Der Anstieg war schließlich geschafft, ich ließ den Wald hinter mir und wanderte über die Hochebene. Links befand sich Udenhausen, rechts Buchholz. Der Saar-Hunsrück-Steig führte mich an Udenhausen vorbei und über die Autobahn auf den Horstkopf. Der Rastplatz auf der Höhe war leider bereits belegt, zwei Radfahrer hatte ein Tischtuch ausgelegt und machte ihre Pause – schade, blickte ich doch über die Hunsrückberge auf die Eifel. Doch auch die nahe A61 bot eine Kakophonie unterschiedlichster Motorengeräusche. Aber nicht weit entfernt an einer Waldlichtung befand sich ein toller Rastplatz in der Sonne, es waren keine Autos zu hören, ruhig, ideal für eine weitere Rast.

Herbst
Herbst
Blick vom Horstkopf
Blick vom Horstkopf
Skulptur am Hexentanzplatz
Skulptur am Hexentanzplatz

Der Wanderführer beschrieb die folgende Waldpassage als abwechslungsreich – nun, es gab Schotterwege und Pfade, es ging ab und auf, es herrschte eine angenehme Ruhe, einige Grillen zirpten. Ich konnte nun richtig Strecke machen und passierte dabei Aussichtspunkte und die Hedwigseiche, nach der Ehefrau von Engelberg Humperdinck benannt. An der Engelseiche, benannt nach eben diesem Komponisten, der Ende des 19. Jahrhunderts hier die Zeit verbrachte und sich bei ausgedehnten Waldspaziergängen von der Natur inspirieren ließ.

Rheinblicke

Der Wegweiser zeigte die letzten zwei Kilometer des Saar-Hunsrück-Steigs an. Und diese hatten es nochmals in sich: Vierseenblick, Hamm-Blick, Gedeoneck. Vor allem an letzterem konnte ich die ganze Rheinschleife überblicken: Der Fluss beschreibt eine 180°-Kehre.

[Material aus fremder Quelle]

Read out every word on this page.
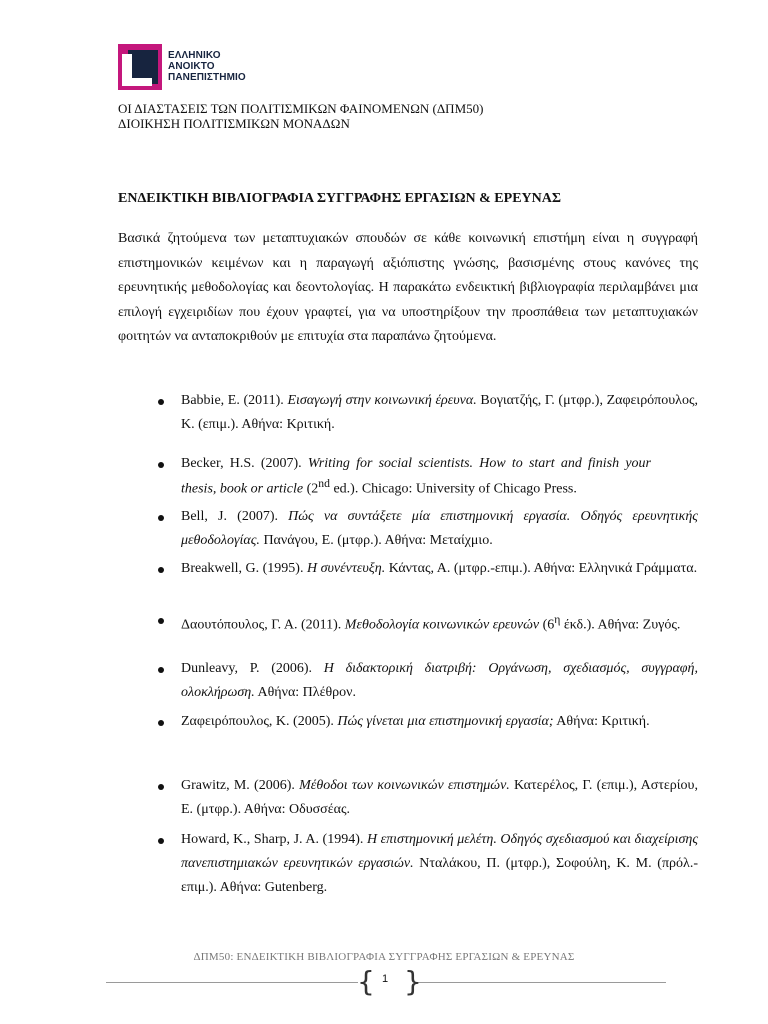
ΕΛΛΗΝΙΚΟ
ΑΝΟΙΚΤΟ
ΠΑΝΕΠΙΣΤΗΜΙΟ
ΟΙ ΔΙΑΣΤΑΣΕΙΣ ΤΩΝ ΠΟΛΙΤΙΣΜΙΚΩΝ ΦΑΙΝΟΜΕΝΩΝ (ΔΠΜ50)
ΔΙΟΙΚΗΣΗ ΠΟΛΙΤΙΣΜΙΚΩΝ ΜΟΝΑΔΩΝ
ΕΝΔΕΙΚΤΙΚΗ ΒΙΒΛΙΟΓΡΑΦΙΑ ΣΥΓΓΡΑΦΗΣ ΕΡΓΑΣΙΩΝ & ΕΡΕΥΝΑΣ

Βασικά ζητούμενα των μεταπτυχιακών σπουδών σε κάθε κοινωνική επιστήμη είναι η συγγραφή επιστημονικών κειμένων και η παραγωγή αξιόπιστης γνώσης, βασισμένης στους κανόνες της ερευνητικής μεθοδολογίας και δεοντολογίας. Η παρακάτω ενδεικτική βιβλιογραφία περιλαμβάνει μια επιλογή εγχειριδίων που έχουν γραφτεί, για να υποστηρίξουν την προσπάθεια των μεταπτυχιακών φοιτητών να ανταποκριθούν με επιτυχία στα παραπάνω ζητούμενα.

Babbie, E. (2011). Εισαγωγή στην κοινωνική έρευνα. Βογιατζής, Γ. (μτφρ.), Ζαφειρόπουλος, Κ. (επιμ.). Αθήνα: Κριτική.
Becker, H.S. (2007). Writing for social scientists. How to start and finish your thesis, book or article (2nd ed.). Chicago: University of Chicago Press.
Bell, J. (2007). Πώς να συντάξετε μία επιστημονική εργασία. Οδηγός ερευνητικής μεθοδολογίας. Πανάγου, Ε. (μτφρ.). Αθήνα: Μεταίχμιο.
Breakwell, G. (1995). Η συνέντευξη. Κάντας, Α. (μτφρ.-επιμ.). Αθήνα: Ελληνικά Γράμματα.
Δαουτόπουλος, Γ. Α. (2011). Μεθοδολογία κοινωνικών ερευνών ($6^\eta$ έκδ.). Αθήνα: Ζυγός.
Dunleavy, P. (2006). Η διδακτορική διατριβή: Οργάνωση, σχεδιασμός, συγγραφή, ολοκλήρωση. Αθήνα: Πλέθρον.
Ζαφειρόπουλος, Κ. (2005). Πώς γίνεται μια επιστημονική εργασία; Αθήνα: Κριτική.
Grawitz, M. (2006). Μέθοδοι των κοινωνικών επιστημών. Κατερέλος, Γ. (επιμ.), Αστερίου, Ε. (μτφρ.). Αθήνα: Οδυσσέας.
Howard, K., Sharp, J. A. (1994). Η επιστημονική μελέτη. Οδηγός σχεδιασμού και διαχείρισης πανεπιστημιακών ερευνητικών εργασιών. Νταλάκου, Π. (μτφρ.), Σοφούλη, Κ. Μ. (πρόλ.-επιμ.). Αθήνα: Gutenberg.
ΔΠΜ50: ΕΝΔΕΙΚΤΙΚΗ ΒΙΒΛΙΟΓΡΑΦΙΑ ΣΥΓΓΡΑΦΗΣ ΕΡΓΑΣΙΩΝ & ΕΡΕΥΝΑΣ
{ }
1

Eine Rast war obligatorisch, und so verbrachte ich einige Zeit hier oben.

Schutzhütte an der Hedwigseiche
Schutzhütte an der Hedwigseiche
Wegweiser an der Engelseiche
Nur noch zwei Kilometer, dann ist der Saar-Hunsrück-Steig zu Ende
Vierseenblick
Vierseenblick
Hamm-Blick
Hamm-Blick
Aussicht vom Gedeonseck auf die Rheinschleife
Aussicht vom Gedeonseck auf die Rheinschleife
Abstieg nach Boppard
Abstieg nach Boppard

Der Wanderweg leitete mich unterhalb des Sessellifts auf Schieferfelsen bergab. Glücklicherweise war es trocken, das Gestein kann bei Nässe ganz schön rutschig sein. An der Talstation endete der Saar-Hunsrück-Steig nach offiziell 370 Kilometern, nur ein schlichter Wegweiser zeigte die Richtung nach Oppenhausen an.

Rheinblick beim Abstieg
Rheinblick beim Abstieg
Boppard
Boppard
Teil des ehemaligen Römerkastells
Teil des ehemaligen Römerkastells

Ich folgte nun dem Rheinburgenweg zur Rheinpromenade und lief über den Marktplatz zum ehemaligen Römerkastell. Einige Mauern der ehemals um einiges größeren Anlage wurden restauriert. Auch einige Gräber aus dem 7. Jahrhundert befanden sich hier. An meiner Unterkunft endete schließlich die letzte Etappe auf dem traumhaften Saar-Hunsrück-Steig.